With news of the possible criminal investigation into Hillary Clinton’s email use, one intelligence expert took to Twitter to sum up the situation.
The New York Times reports that two Inspector Generals have called for a criminal probe into Hillary Clinton’s email use after news that she used her private email instead of a secure government email to send and receive classified information, which would be illegal.There’s a lot of confusion surrounding Clinton’s emails and their significance, but Marc Ambinder, a journalist who literally wrote the book on classified intelligence, fired off a string of tweets worth reading.
1. What the IGs seem to want to know is whether info that was by its nature/subject/sensitivity (but w/o formal markings) classified, was
— Marc Ambinder (@marcambinder) July 24, 2015
2. Exchanged routinely over the private Clinton network. The chicken/egg q applies: if I generate info (Libya’s leaders are talking w X)… — Marc Ambinder (@marcambinder) July 24, 2015
3. That an original classification authority has deemed in some other forum classified … And discussed it in general terms outside a — Marc Ambinder (@marcambinder) July 24, 2015
4. Classified system, is it really classified? If no one formally classifies a document or fact within an email, is it really classified? — Marc Ambinder (@marcambinder) July 24, 2015
That question will be at the heart of any investigation, and Ambinder says the answer is a definitive yes.

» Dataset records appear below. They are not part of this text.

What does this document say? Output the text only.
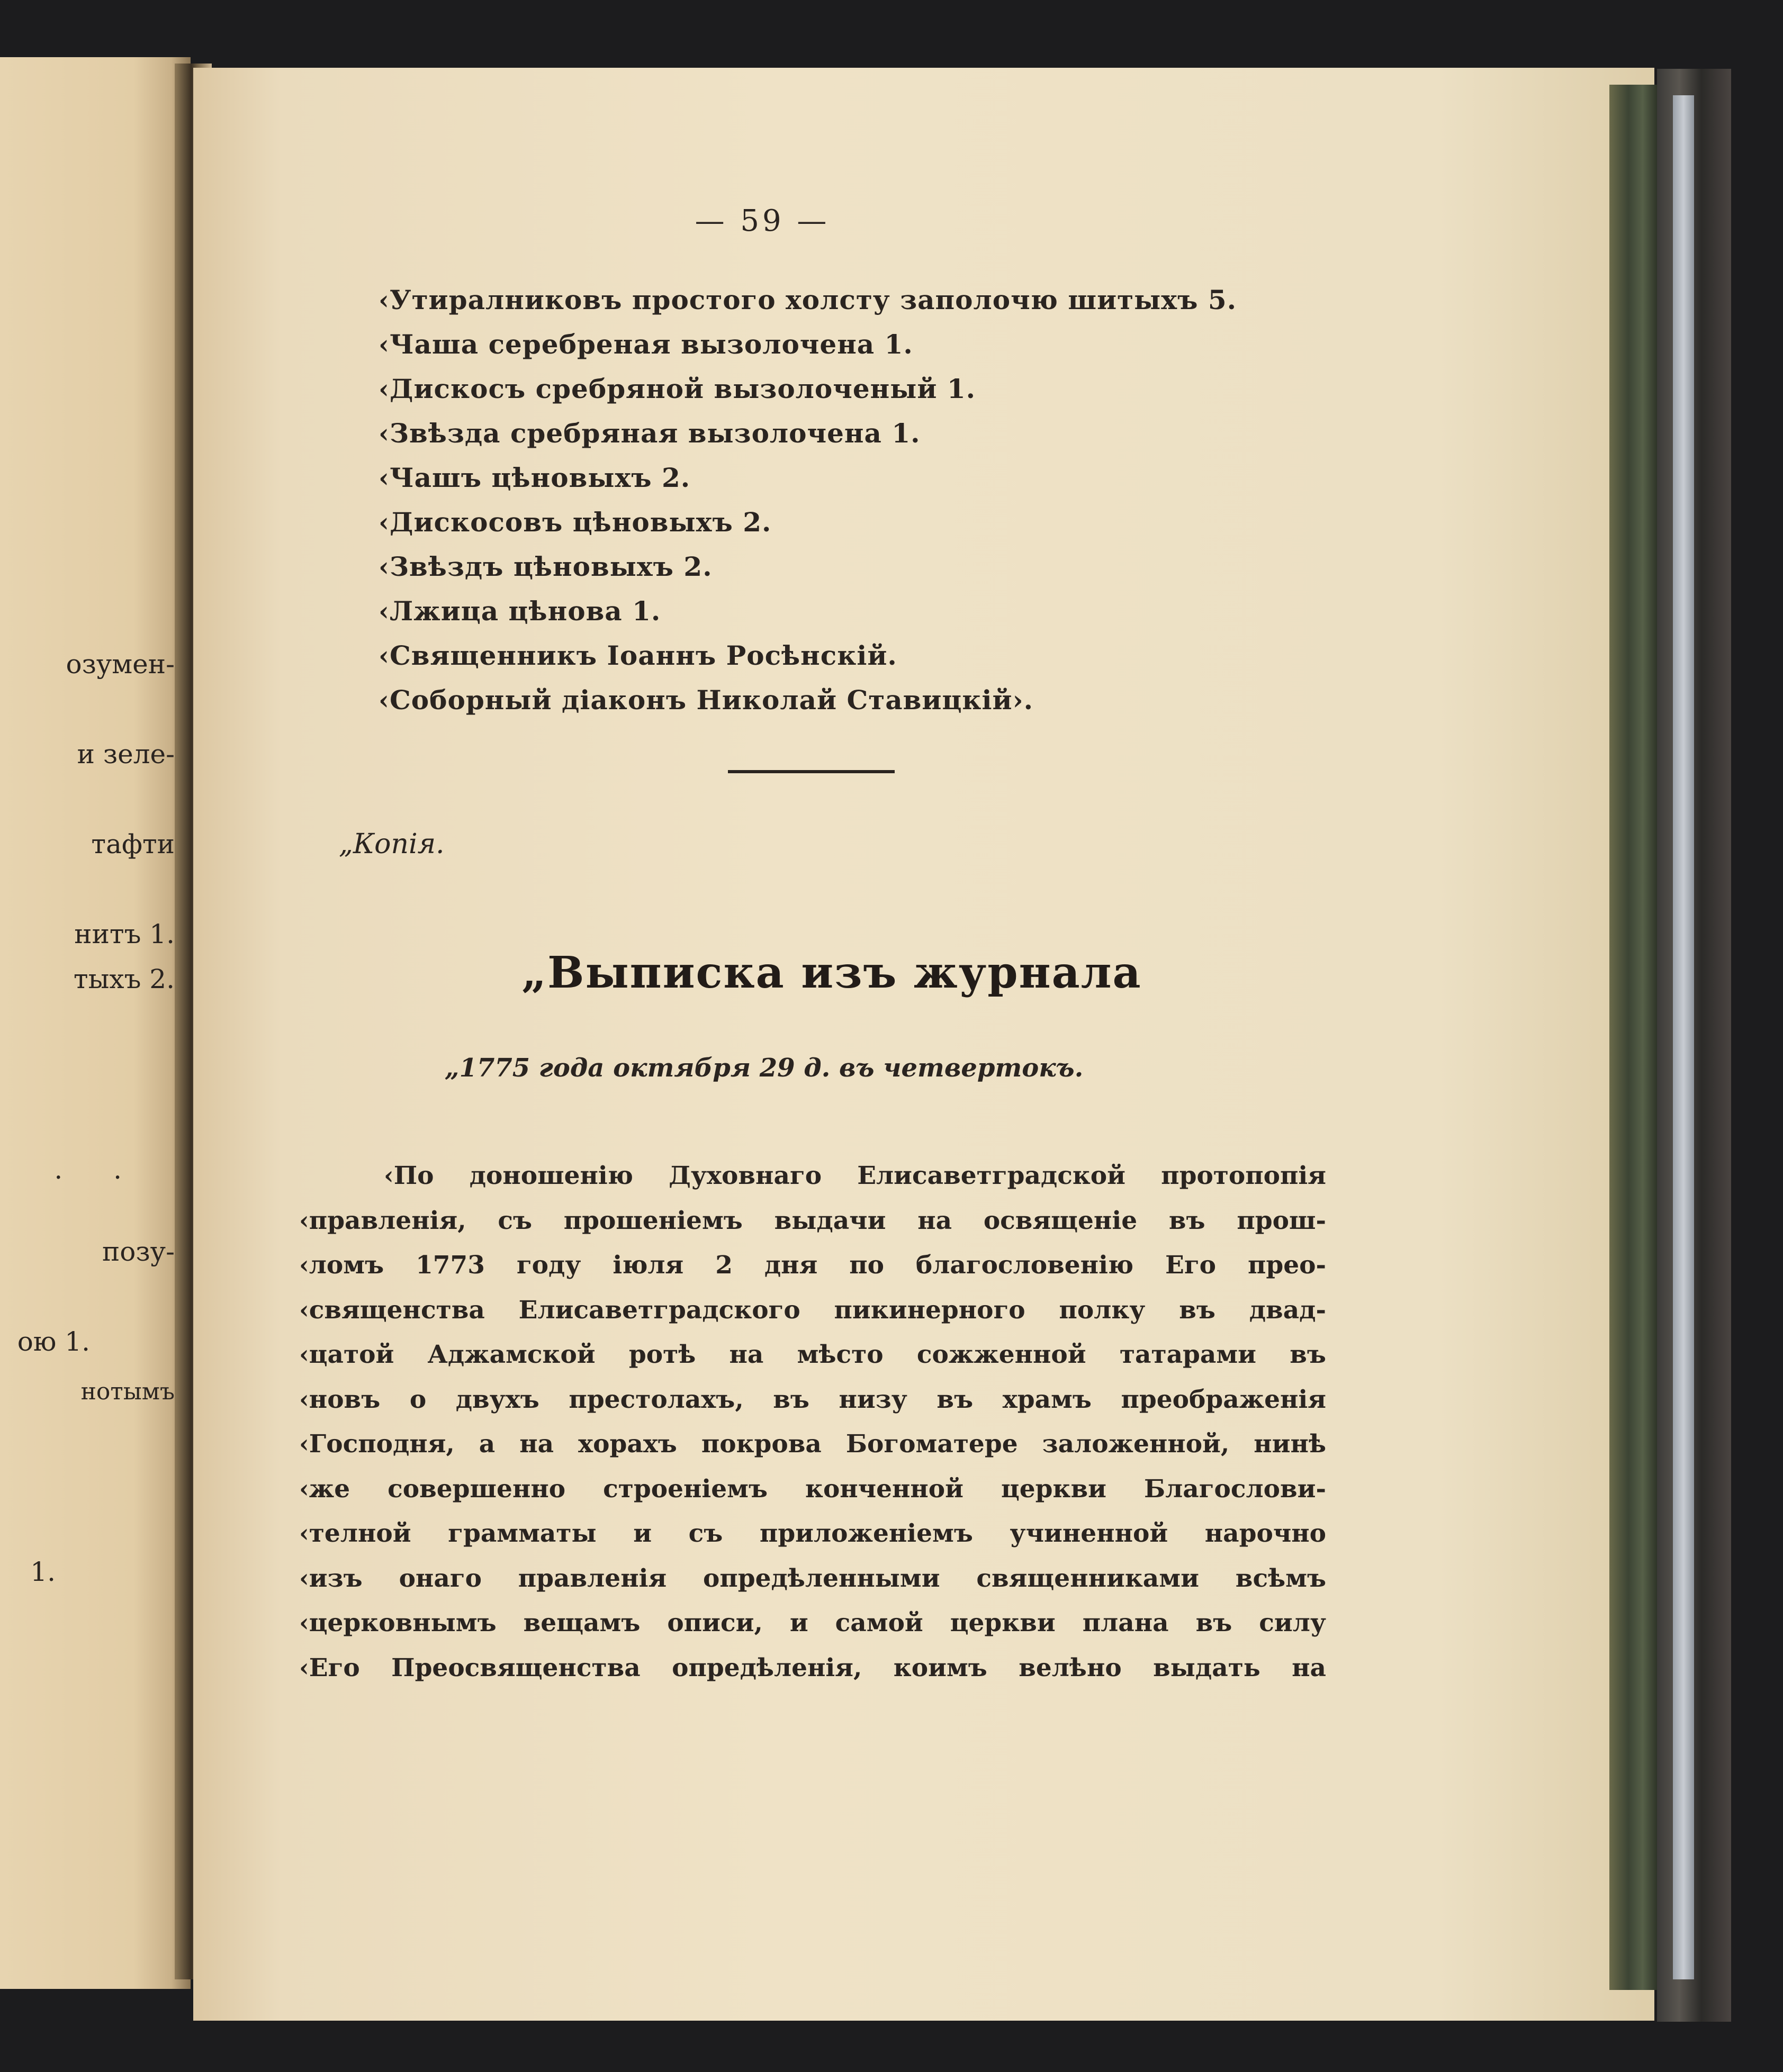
озумен-
и зеле-
тафти
нитъ 1.
тыхъ 2.
. .
позу-
ою 1.
нотымъ
1.
— 59 —
‹Утиралниковъ простого холсту заполочю шитыхъ 5.
‹Чаша серебреная вызолочена 1.
‹Дискосъ сребряной вызолоченый 1.
‹Звѣзда сребряная вызолочена 1.
‹Чашъ цѣновыхъ 2.
‹Дискосовъ цѣновыхъ 2.
‹Звѣздъ цѣновыхъ 2.
‹Лжица цѣнова 1.
‹Священникъ Іоаннъ Росѣнскій.
‹Соборный діаконъ Николай Ставицкій›.
„Копія.
„Выписка изъ журнала
„1775 года октября 29 д. въ четвертокъ.
‹По доношенію Духовнаго Елисаветградской протопопія
‹правленія, съ прошеніемъ выдачи на освященіе въ прош-
‹ломъ 1773 году іюля 2 дня по благословенію Его прео-
‹священства Елисаветградского пикинерного полку въ двад-
‹цатой Аджамской ротѣ на мѣсто сожженной татарами въ
‹новъ о двухъ престолахъ, въ низу въ храмъ преображенія
‹Господня, а на хорахъ покрова Богоматере заложенной, нинѣ
‹же совершенно строеніемъ конченной церкви Благослови-
‹телной грамматы и съ приложеніемъ учиненной нарочно
‹изъ онаго правленія опредѣленными священниками всѣмъ
‹церковнымъ вещамъ описи, и самой церкви плана въ силу
‹Его Преосвященства опредѣленія, коимъ велѣно выдать на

“Every security officer would tell you unequivocally yes. Derivatively classified. Or you own judgment should tell you it that it …” Ambinder tweeted. “Ought to be, and it’s your responsibility as a public official with privileged access to secrets to make those distinctions.”

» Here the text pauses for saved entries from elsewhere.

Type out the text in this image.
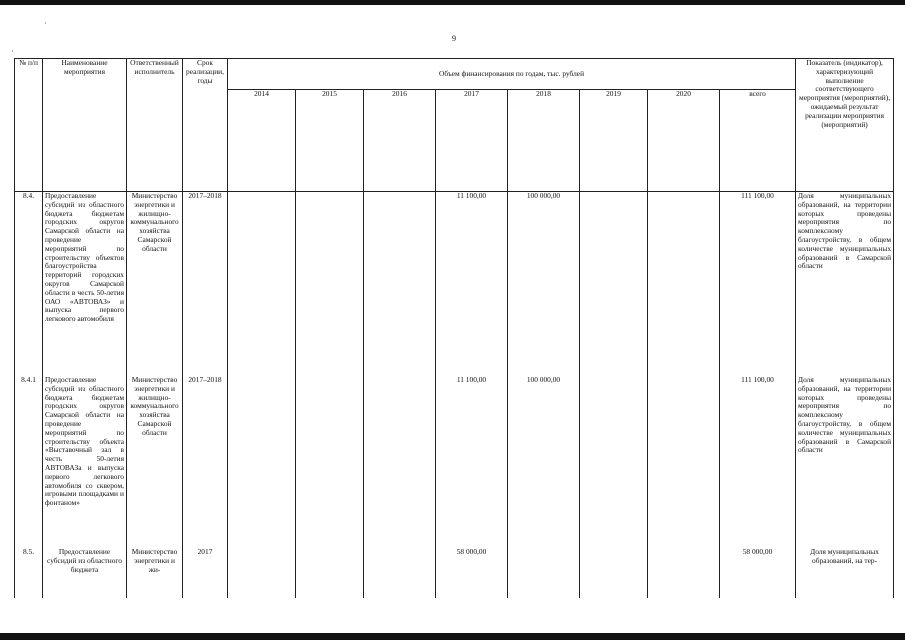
·
·
9
№ п/п	Наименование мероприятия	Ответственный исполнитель	Срок реализации, годы	Объем финансирования по годам, тыс. рублей								Показатель (индикатор), характеризующий выполнение соответствующего мероприятия (мероприятий), ожидаемый результат реализации мероприятия (мероприятий)
				2014	2015	2016	2017	2018	2019	2020	всего	
8.4.	Предоставление субсидий из областного бюджета бюджетам городских округов Самарской области на проведение мероприятий по строительству объектов благоустройства территорий городских округов Самарской области в честь 50-летия ОАО «АВТОВАЗ» и выпуска первого легкового автомобиля	Министерство энергетики и жилищно-коммунального хозяйства Самарской области	2017–2018				11 100,00	100 000,00			111 100,00	Доля муниципальных образований, на территории которых проведены мероприятия по комплексному благоустройству, в общем количестве муниципальных образований в Самарской области
8.4.1	Предоставление субсидий из областного бюджета бюджетам городских округов Самарской области на проведение мероприятий по строительству объекта «Выставочный зал в честь 50-летия АВТОВАЗа и выпуска первого легкового автомобиля со сквером, игровыми площадками и фонтаном»	Министерство энергетики и жилищно-коммунального хозяйства Самарской области	2017–2018				11 100,00	100 000,00			111 100,00	Доля муниципальных образований, на территории которых проведены мероприятия по комплексному благоустройству, в общем количестве муниципальных образований в Самарской области
8.5.	Предоставление субсидий из областного бюджета	Министерство энергетики и жи-	2017				58 000,00				58 000,00	Доля муниципальных образований, на тер-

Ambinder said that if someone types classified information privately emails it, that person “is legally liable if discovered.”

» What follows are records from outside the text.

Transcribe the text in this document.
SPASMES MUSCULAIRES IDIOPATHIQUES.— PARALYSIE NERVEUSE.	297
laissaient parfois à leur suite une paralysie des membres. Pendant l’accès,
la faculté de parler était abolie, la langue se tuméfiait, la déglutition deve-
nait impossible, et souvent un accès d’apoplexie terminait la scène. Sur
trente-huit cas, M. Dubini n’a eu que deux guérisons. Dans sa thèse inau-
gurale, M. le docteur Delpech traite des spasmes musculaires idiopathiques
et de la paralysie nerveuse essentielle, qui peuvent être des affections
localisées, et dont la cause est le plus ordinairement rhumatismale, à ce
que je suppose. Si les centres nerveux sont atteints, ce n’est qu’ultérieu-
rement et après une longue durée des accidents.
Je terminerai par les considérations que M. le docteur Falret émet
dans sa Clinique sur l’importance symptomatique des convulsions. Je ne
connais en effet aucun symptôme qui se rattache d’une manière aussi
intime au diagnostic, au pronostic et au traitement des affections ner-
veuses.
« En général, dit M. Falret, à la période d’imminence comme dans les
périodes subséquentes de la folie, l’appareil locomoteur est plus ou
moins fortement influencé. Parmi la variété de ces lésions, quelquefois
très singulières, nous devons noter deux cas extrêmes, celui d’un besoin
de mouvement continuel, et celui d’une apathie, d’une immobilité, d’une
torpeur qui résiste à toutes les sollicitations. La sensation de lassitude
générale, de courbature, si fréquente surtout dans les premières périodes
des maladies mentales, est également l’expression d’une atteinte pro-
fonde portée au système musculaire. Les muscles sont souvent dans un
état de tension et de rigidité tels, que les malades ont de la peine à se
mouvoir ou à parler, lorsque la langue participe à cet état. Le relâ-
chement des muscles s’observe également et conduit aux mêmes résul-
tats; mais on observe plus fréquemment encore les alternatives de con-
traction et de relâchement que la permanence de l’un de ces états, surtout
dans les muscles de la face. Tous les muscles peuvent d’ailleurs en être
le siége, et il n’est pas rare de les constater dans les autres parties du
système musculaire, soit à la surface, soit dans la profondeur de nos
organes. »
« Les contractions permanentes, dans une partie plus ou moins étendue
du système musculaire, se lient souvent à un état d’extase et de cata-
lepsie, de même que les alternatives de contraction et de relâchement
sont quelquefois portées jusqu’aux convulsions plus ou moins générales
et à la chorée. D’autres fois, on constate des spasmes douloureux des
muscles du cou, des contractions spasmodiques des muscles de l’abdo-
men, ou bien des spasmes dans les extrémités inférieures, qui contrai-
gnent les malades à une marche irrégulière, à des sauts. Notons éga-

“I doubt any Clinton associate would knowingly use private email for obviously classified purposes. But IGs suggesting they had obligation to ensure that any inbound or outbound email was as free of potentially classified info as possible,” Ambinder tweeted. “The targets here (if any) seem to be the people who sent emails to the Clinton accounts, not the emails that Clinton and team sent. And to be fair, making these calls is not easy. But this, of course, is why a private email domain might not have been the best idea.”